Vale, desde que com esforço proporcional. Lead frio não merece o tempo de um vendedor ligando toda semana, mas merece uma cadência leve e barata que mantenha sua empresa na memória dele. O objetivo não é vender agora, é estar presente quando a necessidade aparecer. A conta é simples: se manter um lead frio custa pouco e ele pode virar morno a qualquer sinal, descartar cedo demais é jogar fora venda futura por impaciência.

Quantas temperaturas eu preciso? Três é suficiente?

Três resolve para a maioria das operações. Quente, morno e frio são fáceis de explicar, fáceis de agir e difíceis de errar. O risco de criar cinco ou seis níveis é a classificação virar debate: ninguém concorda se o lead é "morno alto" ou "quente baixo", e o tempo que deveria ir para a venda vai para a etiqueta. Prefira três categorias claras com ação distinta para cada uma. Se você precisa de mais granularidade para priorizar em escala, o caminho é a pontuação numérica, não mais rótulos.

Quem deve classificar a temperatura, o vendedor ou o sistema?

Os dois, em camadas.

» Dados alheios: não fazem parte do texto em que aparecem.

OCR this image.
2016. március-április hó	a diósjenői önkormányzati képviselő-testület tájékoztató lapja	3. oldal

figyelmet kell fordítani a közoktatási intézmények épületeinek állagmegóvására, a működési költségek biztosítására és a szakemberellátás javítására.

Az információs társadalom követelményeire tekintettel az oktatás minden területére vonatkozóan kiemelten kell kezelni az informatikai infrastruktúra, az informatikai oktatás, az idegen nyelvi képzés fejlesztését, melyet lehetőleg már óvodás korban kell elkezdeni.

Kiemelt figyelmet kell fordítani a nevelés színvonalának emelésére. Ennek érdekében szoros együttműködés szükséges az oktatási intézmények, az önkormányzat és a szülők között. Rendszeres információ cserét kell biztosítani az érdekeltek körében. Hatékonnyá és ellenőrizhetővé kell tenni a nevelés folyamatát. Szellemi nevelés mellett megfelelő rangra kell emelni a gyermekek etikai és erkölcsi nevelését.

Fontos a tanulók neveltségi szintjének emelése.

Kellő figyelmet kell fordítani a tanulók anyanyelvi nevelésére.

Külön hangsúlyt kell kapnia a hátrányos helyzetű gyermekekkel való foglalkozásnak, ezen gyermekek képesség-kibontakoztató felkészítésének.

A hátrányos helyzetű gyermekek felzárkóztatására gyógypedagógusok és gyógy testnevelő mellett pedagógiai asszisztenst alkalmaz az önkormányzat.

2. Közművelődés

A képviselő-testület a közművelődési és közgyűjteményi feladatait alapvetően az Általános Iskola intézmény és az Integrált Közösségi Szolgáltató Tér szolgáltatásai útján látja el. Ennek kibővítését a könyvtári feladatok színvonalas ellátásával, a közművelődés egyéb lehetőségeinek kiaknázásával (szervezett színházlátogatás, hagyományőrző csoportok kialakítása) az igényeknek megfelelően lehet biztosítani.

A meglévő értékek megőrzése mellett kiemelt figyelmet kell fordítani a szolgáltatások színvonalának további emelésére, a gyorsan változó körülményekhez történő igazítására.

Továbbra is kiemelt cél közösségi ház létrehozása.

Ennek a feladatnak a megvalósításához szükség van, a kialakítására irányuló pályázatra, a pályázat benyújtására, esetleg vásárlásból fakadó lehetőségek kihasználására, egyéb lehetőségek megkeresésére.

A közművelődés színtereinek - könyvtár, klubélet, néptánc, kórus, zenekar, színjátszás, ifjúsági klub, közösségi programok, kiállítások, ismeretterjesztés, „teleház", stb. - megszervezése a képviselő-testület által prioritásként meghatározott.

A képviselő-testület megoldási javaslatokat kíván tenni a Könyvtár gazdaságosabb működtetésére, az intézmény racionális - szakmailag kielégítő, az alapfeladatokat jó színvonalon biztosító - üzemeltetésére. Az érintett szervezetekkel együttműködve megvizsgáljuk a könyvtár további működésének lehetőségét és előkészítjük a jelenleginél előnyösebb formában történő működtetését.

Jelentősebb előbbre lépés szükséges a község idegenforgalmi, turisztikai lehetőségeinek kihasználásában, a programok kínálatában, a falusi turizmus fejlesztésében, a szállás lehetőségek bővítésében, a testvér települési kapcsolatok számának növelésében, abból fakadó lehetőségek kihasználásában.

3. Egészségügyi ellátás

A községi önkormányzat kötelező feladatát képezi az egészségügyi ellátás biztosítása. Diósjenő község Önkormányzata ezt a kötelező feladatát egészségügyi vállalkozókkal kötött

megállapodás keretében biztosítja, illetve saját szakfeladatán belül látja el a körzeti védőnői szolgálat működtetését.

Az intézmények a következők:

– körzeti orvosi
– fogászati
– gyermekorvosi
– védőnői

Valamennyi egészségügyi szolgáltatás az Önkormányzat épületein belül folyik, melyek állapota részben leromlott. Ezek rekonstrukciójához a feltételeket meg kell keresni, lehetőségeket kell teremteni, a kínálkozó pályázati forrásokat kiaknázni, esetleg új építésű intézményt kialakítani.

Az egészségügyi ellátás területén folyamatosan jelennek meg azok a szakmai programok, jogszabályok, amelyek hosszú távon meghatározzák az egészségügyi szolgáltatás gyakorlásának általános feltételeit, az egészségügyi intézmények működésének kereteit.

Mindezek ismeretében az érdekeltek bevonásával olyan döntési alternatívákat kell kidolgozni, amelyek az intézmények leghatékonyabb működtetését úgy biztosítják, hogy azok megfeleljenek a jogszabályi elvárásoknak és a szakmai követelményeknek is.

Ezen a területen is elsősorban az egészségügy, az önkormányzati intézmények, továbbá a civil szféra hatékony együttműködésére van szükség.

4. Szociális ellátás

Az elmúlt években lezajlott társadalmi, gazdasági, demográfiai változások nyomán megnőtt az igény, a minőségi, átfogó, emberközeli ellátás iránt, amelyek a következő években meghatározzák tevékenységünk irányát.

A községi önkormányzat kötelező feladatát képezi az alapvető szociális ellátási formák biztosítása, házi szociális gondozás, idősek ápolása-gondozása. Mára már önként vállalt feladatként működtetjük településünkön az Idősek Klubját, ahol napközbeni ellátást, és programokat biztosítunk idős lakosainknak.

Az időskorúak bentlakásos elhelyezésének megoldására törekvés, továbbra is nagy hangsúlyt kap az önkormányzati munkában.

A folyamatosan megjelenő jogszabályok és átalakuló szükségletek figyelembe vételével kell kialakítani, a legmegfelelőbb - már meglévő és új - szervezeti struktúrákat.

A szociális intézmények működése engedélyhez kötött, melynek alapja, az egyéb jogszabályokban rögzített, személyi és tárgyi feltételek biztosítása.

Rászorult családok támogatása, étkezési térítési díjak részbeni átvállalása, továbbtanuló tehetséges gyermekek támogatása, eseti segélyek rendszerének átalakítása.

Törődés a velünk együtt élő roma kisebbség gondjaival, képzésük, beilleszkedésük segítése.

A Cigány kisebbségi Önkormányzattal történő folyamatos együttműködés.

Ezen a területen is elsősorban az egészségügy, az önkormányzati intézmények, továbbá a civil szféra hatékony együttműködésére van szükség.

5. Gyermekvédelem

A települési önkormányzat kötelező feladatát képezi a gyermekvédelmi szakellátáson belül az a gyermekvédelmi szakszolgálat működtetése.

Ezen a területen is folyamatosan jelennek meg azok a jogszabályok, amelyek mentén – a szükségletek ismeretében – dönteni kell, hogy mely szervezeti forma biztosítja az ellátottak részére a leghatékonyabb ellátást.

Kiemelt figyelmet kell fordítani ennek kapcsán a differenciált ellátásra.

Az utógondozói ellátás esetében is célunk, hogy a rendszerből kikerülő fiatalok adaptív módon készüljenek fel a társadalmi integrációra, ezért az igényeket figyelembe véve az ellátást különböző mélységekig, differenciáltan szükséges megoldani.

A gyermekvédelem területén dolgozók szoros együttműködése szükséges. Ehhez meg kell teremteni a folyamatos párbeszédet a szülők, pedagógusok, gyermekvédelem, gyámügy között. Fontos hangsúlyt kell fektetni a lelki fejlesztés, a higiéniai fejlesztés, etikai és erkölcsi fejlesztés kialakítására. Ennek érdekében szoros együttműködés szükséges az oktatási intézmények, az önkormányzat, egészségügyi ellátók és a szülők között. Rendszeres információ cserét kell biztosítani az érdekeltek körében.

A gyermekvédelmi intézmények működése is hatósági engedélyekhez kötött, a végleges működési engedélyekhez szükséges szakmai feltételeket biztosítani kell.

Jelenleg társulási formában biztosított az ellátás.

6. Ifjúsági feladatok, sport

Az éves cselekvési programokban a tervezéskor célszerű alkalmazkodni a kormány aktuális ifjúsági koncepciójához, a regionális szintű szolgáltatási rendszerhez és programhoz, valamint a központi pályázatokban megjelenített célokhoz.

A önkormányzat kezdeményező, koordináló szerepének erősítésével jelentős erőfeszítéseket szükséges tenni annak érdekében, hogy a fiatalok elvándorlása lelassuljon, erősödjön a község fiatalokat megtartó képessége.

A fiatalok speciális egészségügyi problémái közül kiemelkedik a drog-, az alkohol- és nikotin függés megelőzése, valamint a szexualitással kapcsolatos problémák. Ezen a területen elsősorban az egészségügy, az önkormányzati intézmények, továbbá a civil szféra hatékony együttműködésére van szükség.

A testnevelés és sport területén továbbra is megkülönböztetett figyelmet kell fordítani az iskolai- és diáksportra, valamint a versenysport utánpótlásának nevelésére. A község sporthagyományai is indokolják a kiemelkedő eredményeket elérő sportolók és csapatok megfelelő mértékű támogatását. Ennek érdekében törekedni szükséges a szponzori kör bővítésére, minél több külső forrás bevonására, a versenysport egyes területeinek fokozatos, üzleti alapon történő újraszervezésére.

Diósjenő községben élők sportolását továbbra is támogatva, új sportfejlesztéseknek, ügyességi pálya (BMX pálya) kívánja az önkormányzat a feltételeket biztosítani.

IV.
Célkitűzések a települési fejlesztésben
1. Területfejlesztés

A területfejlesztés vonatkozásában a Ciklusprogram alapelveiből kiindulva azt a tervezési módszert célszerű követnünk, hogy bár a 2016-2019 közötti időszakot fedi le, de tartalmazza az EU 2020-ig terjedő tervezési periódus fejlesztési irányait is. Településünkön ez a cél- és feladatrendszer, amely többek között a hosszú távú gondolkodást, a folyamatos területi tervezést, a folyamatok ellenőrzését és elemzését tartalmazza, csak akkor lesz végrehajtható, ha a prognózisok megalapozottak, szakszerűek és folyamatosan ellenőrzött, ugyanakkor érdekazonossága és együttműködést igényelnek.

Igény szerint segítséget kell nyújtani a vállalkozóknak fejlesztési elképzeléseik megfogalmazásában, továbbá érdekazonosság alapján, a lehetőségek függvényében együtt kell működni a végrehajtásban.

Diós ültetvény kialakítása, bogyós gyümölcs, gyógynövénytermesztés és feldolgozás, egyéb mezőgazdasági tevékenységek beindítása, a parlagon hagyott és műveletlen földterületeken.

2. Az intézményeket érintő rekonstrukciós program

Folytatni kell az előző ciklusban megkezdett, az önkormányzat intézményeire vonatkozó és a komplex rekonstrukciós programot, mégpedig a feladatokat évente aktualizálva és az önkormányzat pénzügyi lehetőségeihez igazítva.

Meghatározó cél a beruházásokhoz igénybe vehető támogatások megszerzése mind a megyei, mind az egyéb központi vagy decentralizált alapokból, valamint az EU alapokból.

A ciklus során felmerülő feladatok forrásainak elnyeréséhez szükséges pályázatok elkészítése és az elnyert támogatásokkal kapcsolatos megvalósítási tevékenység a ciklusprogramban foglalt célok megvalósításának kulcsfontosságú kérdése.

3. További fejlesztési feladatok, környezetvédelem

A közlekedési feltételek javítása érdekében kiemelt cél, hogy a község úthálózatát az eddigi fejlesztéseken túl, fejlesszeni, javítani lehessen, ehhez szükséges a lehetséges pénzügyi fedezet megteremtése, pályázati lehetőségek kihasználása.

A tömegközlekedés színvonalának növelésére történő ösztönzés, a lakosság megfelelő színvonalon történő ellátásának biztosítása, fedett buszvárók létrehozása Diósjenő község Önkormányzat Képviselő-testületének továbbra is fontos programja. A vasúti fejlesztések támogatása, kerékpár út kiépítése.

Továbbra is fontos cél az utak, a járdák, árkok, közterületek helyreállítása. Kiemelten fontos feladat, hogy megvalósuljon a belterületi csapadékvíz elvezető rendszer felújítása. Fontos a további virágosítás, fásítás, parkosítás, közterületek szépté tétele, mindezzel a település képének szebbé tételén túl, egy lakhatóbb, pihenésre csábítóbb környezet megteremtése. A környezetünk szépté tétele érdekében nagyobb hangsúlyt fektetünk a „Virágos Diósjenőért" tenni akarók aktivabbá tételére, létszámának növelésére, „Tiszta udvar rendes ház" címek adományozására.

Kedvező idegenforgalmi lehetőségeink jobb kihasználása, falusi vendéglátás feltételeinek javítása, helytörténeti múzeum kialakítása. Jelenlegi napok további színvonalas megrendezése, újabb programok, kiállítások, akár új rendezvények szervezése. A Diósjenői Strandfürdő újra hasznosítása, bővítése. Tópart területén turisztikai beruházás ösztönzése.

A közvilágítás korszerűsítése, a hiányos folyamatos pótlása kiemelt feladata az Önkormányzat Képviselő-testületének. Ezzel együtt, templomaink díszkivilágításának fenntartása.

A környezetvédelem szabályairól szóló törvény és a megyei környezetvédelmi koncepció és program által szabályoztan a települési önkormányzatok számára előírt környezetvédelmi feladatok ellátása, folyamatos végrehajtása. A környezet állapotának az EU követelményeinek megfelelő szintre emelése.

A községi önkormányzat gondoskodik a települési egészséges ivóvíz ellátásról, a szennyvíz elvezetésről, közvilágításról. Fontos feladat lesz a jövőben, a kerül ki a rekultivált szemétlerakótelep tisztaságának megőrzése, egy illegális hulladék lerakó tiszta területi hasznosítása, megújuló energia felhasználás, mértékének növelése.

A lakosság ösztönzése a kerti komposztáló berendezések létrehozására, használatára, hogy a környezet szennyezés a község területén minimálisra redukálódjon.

O sistema captura sinais objetivos (respondeu, abriu, perguntou preço) e sugere uma temperatura inicial, o que garante consistência e não depende de humor. O vendedor ajusta com o que ouviu na conversa, que a máquina não capta: um tom de voz, uma urgência mencionada de passagem. O que não funciona é depender só do feeling do vendedor, porque cada um calibra diferente e a classificação deixa de ser comparável entre a equipe.